Because members of the OPA Review Board may serve in a quasi- judicial capacity in making decisions about whether or not investigations of police misconduct are complete, as a requirement for appointment, candidates must be able to comply with the requirements of the appearance of fairness doctrine with respect to their duties as a member of the OPA Review Board. For the purposes of this Appendix, the appearance of fairness doctrine shall be applied as an eligibility criteria for appointment to the OPA Review Board, as opposed to being applied on a case-by-case basis.

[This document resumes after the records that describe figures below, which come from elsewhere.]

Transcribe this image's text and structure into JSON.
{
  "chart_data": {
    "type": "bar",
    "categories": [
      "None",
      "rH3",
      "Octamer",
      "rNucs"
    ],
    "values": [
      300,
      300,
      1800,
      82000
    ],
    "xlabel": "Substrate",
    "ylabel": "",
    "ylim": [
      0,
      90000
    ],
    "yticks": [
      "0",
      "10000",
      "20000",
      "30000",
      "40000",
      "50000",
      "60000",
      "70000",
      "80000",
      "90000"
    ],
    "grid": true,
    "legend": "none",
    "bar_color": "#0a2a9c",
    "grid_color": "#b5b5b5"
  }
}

In an effort to limit disputes regarding the type of information which must be provided to the Guild regarding a candidate, the parties hereby set forth the information to which the Guild is entitled. Criminal history record information which includes records of arrest, charges, allegations of criminal conduct and nonconviction data relating to a candidate for appointment, and Department records of any complaints of police misconduct filed by the candidate shall be made available to the Guild. Access to such records by the Guild shall be for the sole purpose of assessing whether or not the candidate meets the above eligibility criteria. Access shall be limited to the executive officers and members of the Board of Directors of the Guild and the Guild's attorneys. Such records shall

not be used by anyone in connection with any other civil, criminal or other matter, or for any other purpose. After the Guild has conducted its assessment of the candidate, the records shall be promptly returned to the Department unless the Guild challenges the appointment as set forth in Section V, below. If the Guild challenges the appointment, the records shall be used solely for the purpose of the arbitration, will be presented to the arbitrator under seal, and will be returned to the City at the conclusion of the arbitration. Except as otherwise necessary for the purposes of this Appendix or the resolution of a dispute under Section V below, such records shall be maintained by the Guild as confidential and shall not be copied, disclosed or disseminated.